Jean Lemieux
L’affaire des Montants
Montréal, Québec Amérique, coll.
« QA Fiction », 2024, 300 p., 29,95 $.
Surprenant de retour aux Îles
Bienvenus dans l’univers du policier André Surprenant, personnage au cœur des aventures que le romancier Jean Lemieux lui consacre. Intitulé L’affaire des Montants, cette neuvième histoire ramène le sergent-détective du SPVM aux Îles-de-la-Madeleine où il a séjourné alors qu’il était à l’emploi de la SQ.
Pourquoi ce retour aux Îles? D’abord, la une d’un quotidien montréalais qui relate l’assassinat de Florence Turbide, 41 ans, mère de trois enfants et propriétaire de la bergerie Moutons des Montants, d’où le titre du roman. Pour les collègues de Surprenant, cette histoire revêt un certain intérêt, car le compagnon de cœur et d’affaires de la défunte est un certain Philippe Santoro, « trente-huit ans, un ingénieur marseillais recycler serveur » au Petit Albert, « un bistro du centre-ville associé à vous savez qui… », comprendre le clan Rizzuto.

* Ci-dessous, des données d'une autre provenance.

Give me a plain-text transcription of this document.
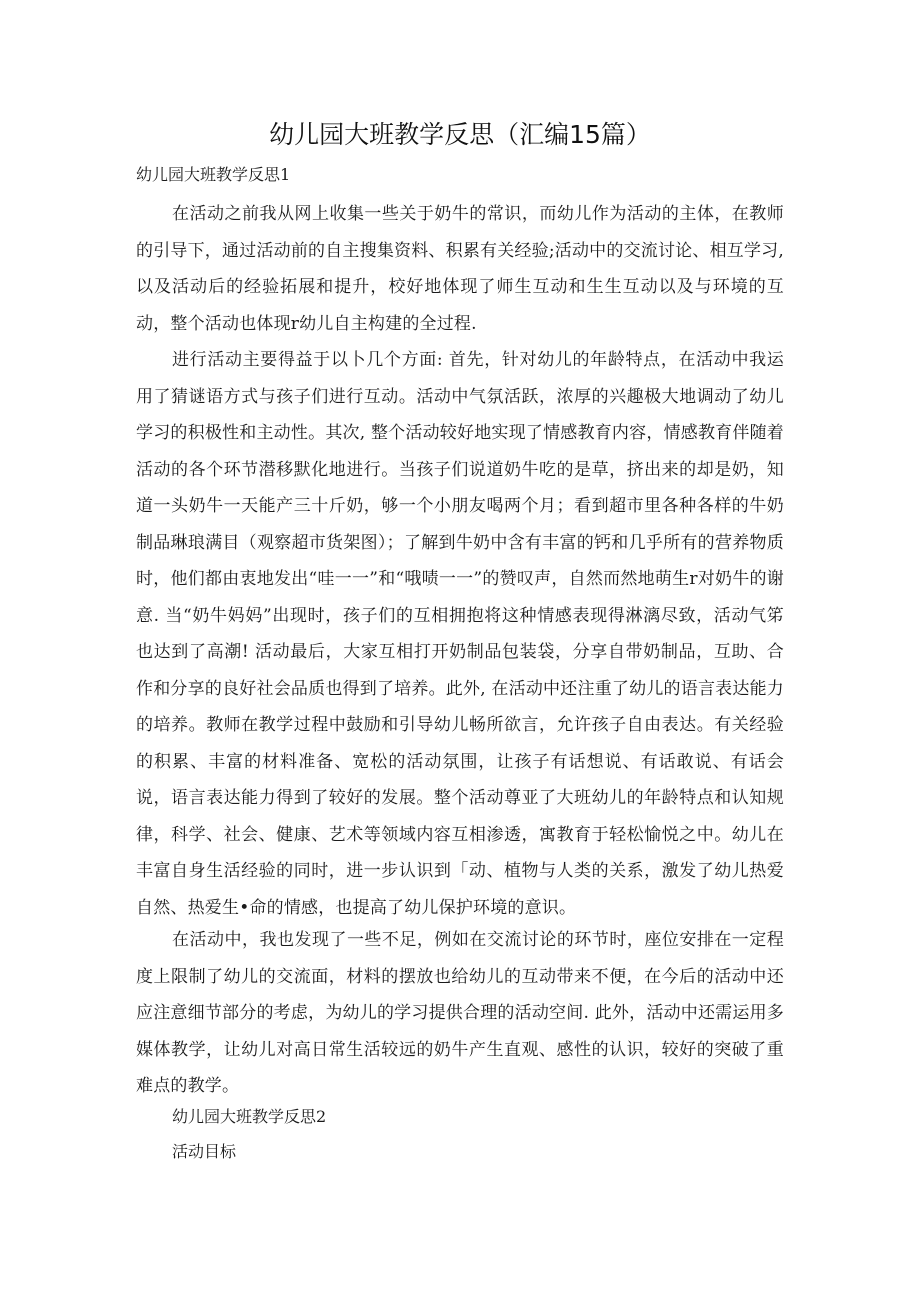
幼儿园大班教学反思（汇编15篇）
幼儿园大班教学反思1

在活动之前我从网上收集一些关于奶牛的常识，而幼儿作为活动的主体，在教师的引导下，通过活动前的自主搜集资料、积累有关经验;活动中的交流讨论、相互学习, 以及活动后的经验拓展和提升，校好地体现了师生互动和生生互动以及与环境的互动，整个活动也体现r幼儿自主构建的全过程.

进行活动主要得益于以卜几个方面: 首先，针对幼儿的年龄特点，在活动中我运用了猜谜语方式与孩子们进行互动。活动中气氛活跃，浓厚的兴趣极大地调动了幼儿学习的积极性和主动性。其次, 整个活动较好地实现了情感教育内容，情感教育伴随着活动的各个环节潜移默化地进行。当孩子们说道奶牛吃的是草，挤出来的却是奶，知道一头奶牛一天能产三十斤奶，够一个小朋友喝两个月；看到超市里各种各样的牛奶制品琳琅满目（观察超市货架图）；了解到牛奶中含有丰富的钙和几乎所有的营养物质时，他们都由衷地发出“哇一一”和“哦啧一一”的赞叹声，自然而然地萌生r对奶牛的谢意. 当“奶牛妈妈”出现时，孩子们的互相拥抱将这种情感表现得淋漓尽致，活动气笫也达到了高潮! 活动最后，大家互相打开奶制品包装袋，分享自带奶制品，互助、合作和分享的良好社会品质也得到了培养。此外, 在活动中还注重了幼儿的语言表达能力的培养。教师在教学过程中鼓励和引导幼儿畅所欲言，允许孩子自由表达。有关经验的积累、丰富的材料准备、宽松的活动氛围，让孩子有话想说、有话敢说、有话会说，语言表达能力得到了较好的发展。整个活动尊亚了大班幼儿的年龄特点和认知规律，科学、社会、健康、艺术等领域内容互相渗透，寓教育于轻松愉悦之中。幼儿在丰富自身生活经验的同时，进一步认识到「动、植物与人类的关系，激发了幼儿热爱自然、热爱生•命的情感，也提高了幼儿保护环境的意识。

在活动中，我也发现了一些不足，例如在交流讨论的环节时，座位安排在一定程度上限制了幼儿的交流面，材料的摆放也给幼儿的互动带来不便，在今后的活动中还应注意细节部分的考虑，为幼儿的学习提供合理的活动空间. 此外，活动中还需运用多媒体教学，让幼儿对高日常生活较远的奶牛产生直观、感性的认识，较好的突破了重难点的教学。

幼儿园大班教学反思2
活动目标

Surtout, il y a cet appel matinal
de « son ami et ex-entraîneur de hockey », « Platon
Longuépée » qui décrit la victime « comme sa belle-fille ou sa nièce
par alliance » et qu’il croit qu’il n’y a qu’« un amariné comme toi
qui peut tirer ça au clair. » (16) Notez ici le mot tiré du lexique des Îles,
amariné signifiant « habitué à la mer, aux manœuvres, au régime du
bord. »; l’auteur utilise d’autres mots et expressions de ce coin du
Québec, ce qui donne plus d’authenticité géographique au récit.

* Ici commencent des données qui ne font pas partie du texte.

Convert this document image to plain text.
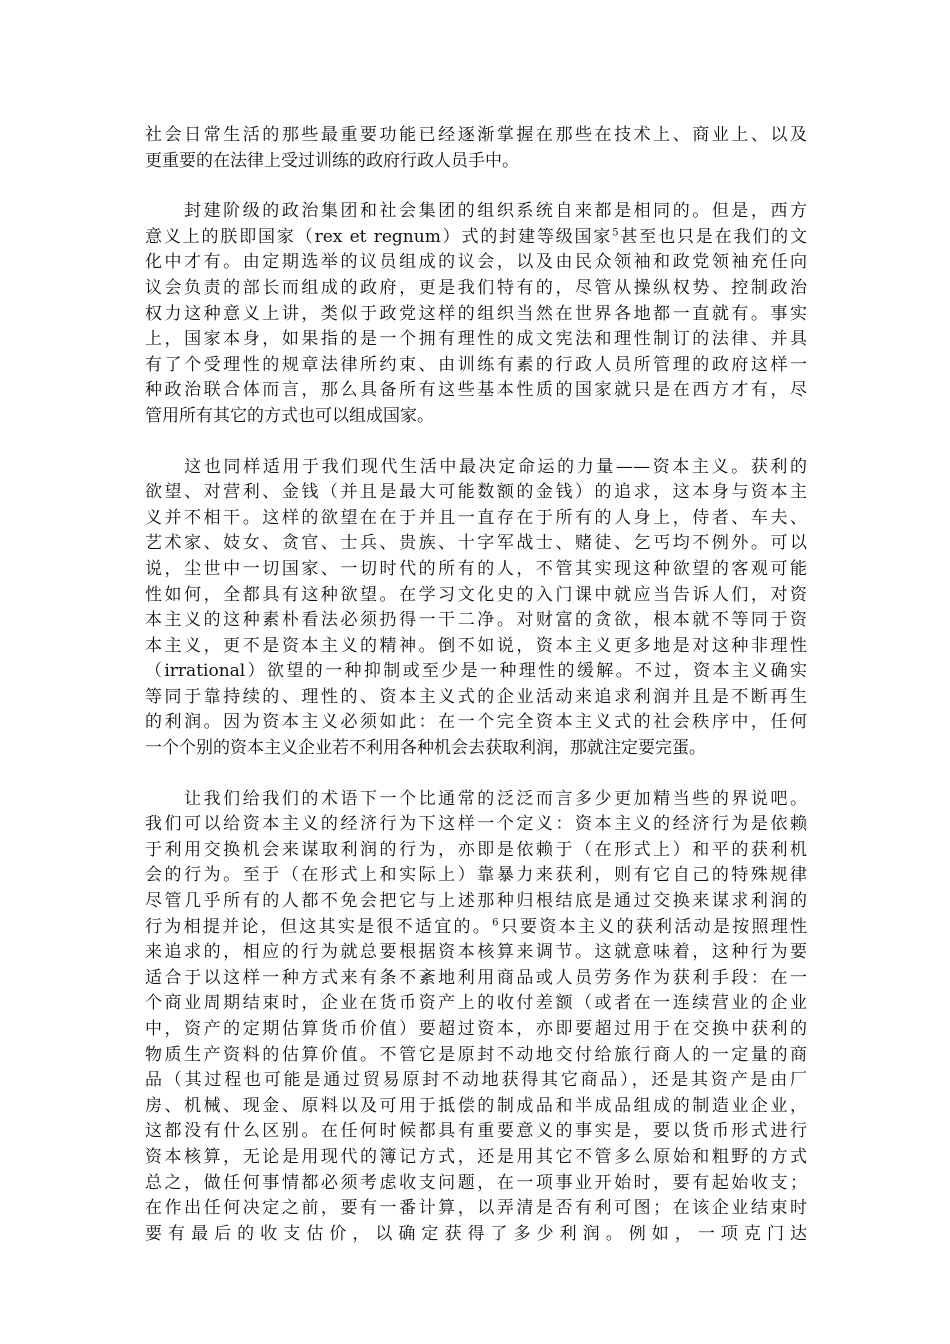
社会日常生活的那些最重要功能已经逐渐掌握在那些在技术上、商业上、以及
更重要的在法律上受过训练的政府行政人员手中。
　　封建阶级的政治集团和社会集团的组织系统自来都是相同的。但是，西方
意义上的朕即国家（rex et regnum）式的封建等级国家$^5$甚至也只是在我们的文
化中才有。由定期选举的议员组成的议会，以及由民众领袖和政党领袖充任向
议会负责的部长而组成的政府，更是我们特有的，尽管从操纵权势、控制政治
权力这种意义上讲，类似于政党这样的组织当然在世界各地都一直就有。事实
上，国家本身，如果指的是一个拥有理性的成文宪法和理性制订的法律、并具
有了个受理性的规章法律所约束、由训练有素的行政人员所管理的政府这样一
种政治联合体而言，那么具备所有这些基本性质的国家就只是在西方才有，尽
管用所有其它的方式也可以组成国家。
　　这也同样适用于我们现代生活中最决定命运的力量——资本主义。获利的
欲望、对营利、金钱（并且是最大可能数额的金钱）的追求，这本身与资本主
义并不相干。这样的欲望在在于并且一直存在于所有的人身上，侍者、车夫、
艺术家、妓女、贪官、士兵、贵族、十字军战士、赌徒、乞丐均不例外。可以
说，尘世中一切国家、一切时代的所有的人，不管其实现这种欲望的客观可能
性如何，全都具有这种欲望。在学习文化史的入门课中就应当告诉人们，对资
本主义的这种素朴看法必须扔得一干二净。对财富的贪欲，根本就不等同于资
本主义，更不是资本主义的精神。倒不如说，资本主义更多地是对这种非理性
（irrational）欲望的一种抑制或至少是一种理性的缓解。不过，资本主义确实
等同于靠持续的、理性的、资本主义式的企业活动来追求利润并且是不断再生
的利润。因为资本主义必须如此：在一个完全资本主义式的社会秩序中，任何
一个个别的资本主义企业若不利用各种机会去获取利润，那就注定要完蛋。
　　让我们给我们的术语下一个比通常的泛泛而言多少更加精当些的界说吧。
我们可以给资本主义的经济行为下这样一个定义：资本主义的经济行为是依赖
于利用交换机会来谋取利润的行为，亦即是依赖于（在形式上）和平的获利机
会的行为。至于（在形式上和实际上）靠暴力来获利，则有它自己的特殊规律
尽管几乎所有的人都不免会把它与上述那种归根结底是通过交换来谋求利润的
行为相提并论，但这其实是很不适宜的。$^6$只要资本主义的获利活动是按照理性
来追求的，相应的行为就总要根据资本核算来调节。这就意味着，这种行为要
适合于以这样一种方式来有条不紊地利用商品或人员劳务作为获利手段：在一
个商业周期结束时，企业在货币资产上的收付差额（或者在一连续营业的企业
中，资产的定期估算货币价值）要超过资本，亦即要超过用于在交换中获利的
物质生产资料的估算价值。不管它是原封不动地交付给旅行商人的一定量的商
品（其过程也可能是通过贸易原封不动地获得其它商品），还是其资产是由厂
房、机械、现金、原料以及可用于抵偿的制成品和半成品组成的制造业企业，
这都没有什么区别。在任何时候都具有重要意义的事实是，要以货币形式进行
资本核算，无论是用现代的簿记方式，还是用其它不管多么原始和粗野的方式
总之，做任何事情都必须考虑收支问题，在一项事业开始时，要有起始收支；
在作出任何决定之前，要有一番计算，以弄清是否有利可图；在该企业结束时
要有最后的收支估价，以确定获得了多少利润。例如，一项克门达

Incapable de résister à cet appel,
Surprenant convainc son patron au poste de la Place Versailles de le
« déléguer » pour venir en appui aux agents de la SQ aux Îles, avec
l’accord de ces derniers va sans dire. Le sergent détective n’est pas à sa
première entourloupette pour obtenir ce qu’il veut et ce voyage dans ses
anciens quartiers quelques jours avant Noël ne lui déplaît pas. Ne lui reste
qu’à convaincre Geneviève, sa compagne, qu’il sera de retour le 24 décembre,
surtout que cela risque le dernier temps des fêtes pour sa mère Nicole.
Geneviève comprend que son homme ne passera pas un joyeux Noël s’il ne va pas
sur le terrain et qu’il rentrera au bercail pour la raison que l’on sait. Et
voilà André Surprenant en route.
Sur place, il est associé à Olivia
Mansour, « signe distinctif : j’ai pas l’air d’une police. » Il
constate qu’en effet « elle ressemblait davantage à une finissante du
secondaire qui allait dormir chez sa best qu’à une sergente-enquêteuse de la
SQ. » Les présentations faites, le Montréalais va chercher son véhicule de
location avant de rejoindre sa collègue. Le locateur est Louis Schofield,
l’ex-conjoint de la défunte et père de leurs trois enfants, un personnage que le
détective reverra plus d’une fois.
Surprenant retrouve Mansour à
l’endroit convenu et elle lui fait le topo des faits – Florence T. a été
assassinée d’un coup « d’un pistolet puissant, peut-être en haut de
.40 » en pleine face après avoir vu son chien mourir, un montagne des
Pyrénées blanc – et de la quasi-absence de preuves recueillies sur les lieux du
drame, ce qui est déjà, pour lui, le signe qu’on a voulu maquiller le meurtre.
L’Auberge de la Pointe où le
sergent détective s’installe est la propriété de Nectaire Turbide, parent avec
Florence comme avec tous les Turbide des Îles descendants de Rosaire, décédé
dans le naufrage de la Rose-Angèle il y a longtemps.
Retrouvant Olivia chez elle, ils
discutent en mangeant une chaudrée de fruits de mer qu’elle a cuisinée.
Répondant à ses questions, elle lui apprend que Moutons des Montants est à la
fois bergerie et resto. La bergerie, c’est Florence, le resto, c’est Santoro.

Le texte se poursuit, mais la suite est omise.